While the trade war between China and the U.S. continues to garner headlines, there’s another U.S. export that’s grounded to a halt this year – recyclable waste.
As part of its “National Sword” policy announced last year, China drastically limited what type of foreign recycled waste it would accept.
While some local U.S. waste management services have blamed China for the change, others said it’s forced America to come to grips with its own problem.
CGTN’s Mark Niu reports.
In California’s Monterey County, workers at the material recoveries facility are busier than ever. Director of Operations Tim Brownell said in recent years 30 percent of all waste paper and 60 percent of all plastics recovered in the United States were shipped to China. But he said China’s new policies only allow for accepting cardboard, newspaper, and number one and two plastics – but only if they don’t contain more than ½ of a percent of contamination.

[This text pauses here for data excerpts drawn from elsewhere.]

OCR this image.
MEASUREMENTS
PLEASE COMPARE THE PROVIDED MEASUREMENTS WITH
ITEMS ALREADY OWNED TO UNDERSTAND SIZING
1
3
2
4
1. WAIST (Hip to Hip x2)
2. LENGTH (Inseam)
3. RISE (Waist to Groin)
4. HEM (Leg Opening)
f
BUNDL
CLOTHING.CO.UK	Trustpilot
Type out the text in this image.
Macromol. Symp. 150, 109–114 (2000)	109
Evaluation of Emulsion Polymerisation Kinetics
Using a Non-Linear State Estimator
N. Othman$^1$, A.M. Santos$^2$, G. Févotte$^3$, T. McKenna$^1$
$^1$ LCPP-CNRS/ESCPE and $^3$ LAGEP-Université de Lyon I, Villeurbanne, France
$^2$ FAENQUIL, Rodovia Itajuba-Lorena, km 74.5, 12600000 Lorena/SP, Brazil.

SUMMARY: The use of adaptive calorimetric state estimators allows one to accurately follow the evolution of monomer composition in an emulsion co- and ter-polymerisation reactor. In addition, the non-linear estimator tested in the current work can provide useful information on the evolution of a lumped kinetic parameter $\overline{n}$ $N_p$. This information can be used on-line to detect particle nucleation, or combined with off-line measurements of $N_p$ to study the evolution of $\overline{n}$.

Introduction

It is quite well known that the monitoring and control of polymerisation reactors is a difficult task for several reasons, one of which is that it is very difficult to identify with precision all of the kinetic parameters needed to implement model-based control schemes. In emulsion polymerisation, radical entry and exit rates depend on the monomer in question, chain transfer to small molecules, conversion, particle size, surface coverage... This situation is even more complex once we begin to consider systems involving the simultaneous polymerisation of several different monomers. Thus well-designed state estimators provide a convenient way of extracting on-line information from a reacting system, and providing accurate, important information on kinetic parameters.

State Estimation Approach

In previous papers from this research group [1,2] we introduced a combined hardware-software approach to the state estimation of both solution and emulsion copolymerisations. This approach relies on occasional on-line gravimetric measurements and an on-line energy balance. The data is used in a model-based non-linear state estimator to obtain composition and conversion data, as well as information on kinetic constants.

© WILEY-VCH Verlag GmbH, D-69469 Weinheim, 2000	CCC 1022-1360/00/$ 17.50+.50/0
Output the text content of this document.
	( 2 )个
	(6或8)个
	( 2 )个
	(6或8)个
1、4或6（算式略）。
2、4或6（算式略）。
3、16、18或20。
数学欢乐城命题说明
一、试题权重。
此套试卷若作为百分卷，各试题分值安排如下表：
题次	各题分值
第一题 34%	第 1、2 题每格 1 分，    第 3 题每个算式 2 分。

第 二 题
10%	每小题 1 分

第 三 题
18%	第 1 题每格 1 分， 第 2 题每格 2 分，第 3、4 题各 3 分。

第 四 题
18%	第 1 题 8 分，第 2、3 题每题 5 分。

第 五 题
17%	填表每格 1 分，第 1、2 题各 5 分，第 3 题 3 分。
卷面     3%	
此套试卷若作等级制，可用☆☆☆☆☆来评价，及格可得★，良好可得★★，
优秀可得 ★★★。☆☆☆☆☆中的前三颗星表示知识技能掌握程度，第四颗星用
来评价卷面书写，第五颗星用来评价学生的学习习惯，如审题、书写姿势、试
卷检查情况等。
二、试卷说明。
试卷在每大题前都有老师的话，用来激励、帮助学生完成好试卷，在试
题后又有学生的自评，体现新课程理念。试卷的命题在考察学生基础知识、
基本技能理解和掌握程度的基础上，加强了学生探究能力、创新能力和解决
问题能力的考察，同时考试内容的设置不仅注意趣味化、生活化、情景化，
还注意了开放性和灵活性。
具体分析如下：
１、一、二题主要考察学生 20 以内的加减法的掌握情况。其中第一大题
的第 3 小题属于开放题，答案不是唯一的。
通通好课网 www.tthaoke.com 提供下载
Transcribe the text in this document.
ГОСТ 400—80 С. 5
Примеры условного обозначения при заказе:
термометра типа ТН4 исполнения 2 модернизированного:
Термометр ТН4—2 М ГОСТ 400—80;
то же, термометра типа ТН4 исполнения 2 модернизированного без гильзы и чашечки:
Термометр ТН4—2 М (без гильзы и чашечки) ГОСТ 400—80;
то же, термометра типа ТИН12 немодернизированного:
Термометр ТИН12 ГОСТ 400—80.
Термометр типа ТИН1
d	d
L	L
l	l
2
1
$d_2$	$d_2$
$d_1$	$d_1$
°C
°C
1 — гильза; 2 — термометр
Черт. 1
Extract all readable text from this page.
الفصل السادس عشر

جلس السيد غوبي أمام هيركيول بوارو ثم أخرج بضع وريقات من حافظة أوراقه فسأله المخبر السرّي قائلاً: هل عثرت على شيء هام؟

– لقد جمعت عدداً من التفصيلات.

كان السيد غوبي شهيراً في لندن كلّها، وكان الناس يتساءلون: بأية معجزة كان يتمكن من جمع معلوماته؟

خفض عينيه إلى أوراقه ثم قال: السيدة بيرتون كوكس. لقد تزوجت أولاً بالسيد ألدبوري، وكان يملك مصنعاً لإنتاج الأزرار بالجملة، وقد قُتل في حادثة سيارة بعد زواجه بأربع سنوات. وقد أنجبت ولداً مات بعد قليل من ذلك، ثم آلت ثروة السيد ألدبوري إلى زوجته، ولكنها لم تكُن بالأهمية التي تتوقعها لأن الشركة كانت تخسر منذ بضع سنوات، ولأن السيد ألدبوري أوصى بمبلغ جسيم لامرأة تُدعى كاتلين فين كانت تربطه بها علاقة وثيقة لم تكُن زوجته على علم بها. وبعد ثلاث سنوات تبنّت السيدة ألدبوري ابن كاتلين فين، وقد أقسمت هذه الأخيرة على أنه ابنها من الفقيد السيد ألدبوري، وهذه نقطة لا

“The problem has also been mixed up with some of the rhetoric and trade war issues. So in the month of May, China actually stopped, put an embargo and stopped accepting for 30 days any recyclable material at all from the United States,” said Tim Brownell, Dir. of Operations for the Materials Recovery Facility at Monterey Regional Waste. “We have not resumed shipping anything to them.”
You might think Brownell would have harsh words for China.He doesn’t.
“We were just trying to move volume through the system and not creating the best product to make new materials from,” said Brownell. “And China was suffering the consequences, up to 30% of what was being shipped to them was not recyclable.”
But it’s a difficult transition for the U.S. to deal with massive amounts of waste, such as plastic film that can jam machines here. And there’s currently no market for it in the U.S. At the facility, we saw lots of plastic film wrapping that came from one of America’s largest bagged salad producers, Taylor Farms.
“It’s critical to our business right now, because the plastics we use right now let oxygen come into that bag at a controlled rate to keep that lettuce breathing and respiring,” said Bruce Taylor, Founder & CEO of Taylor Farms. “We’re looking at plastics that are biodegradable or that have maybe a one year life and then they just kind of dissolve. That’s another area of innovation and opportunity that is tremendous.”
“People in the industry knew that we were reliant on the health of Chinese markets,” said Bruce Olszewski, the Director of the Center for Development of Recycling at San Jose State University. “Yet despite having all that time — more like 30 years we’ve had time to develop markets here in the U.S.– there was no action.”
San Jose State University lecturer Bruce Olszewski said it’s up to government to help develop new markets and for industry to respond.
“The solution is to make industry responsible for the materials that they create,” said Olszewski. “So if industry can work to close open loops, they will create more jobs, they will reduce pollutants.”
Despite the pressure the U.S. waste disposal system is under, Olszewski said there’s no better opportunity for innovators to help design new tech and new market conditions for the benefit of future generations.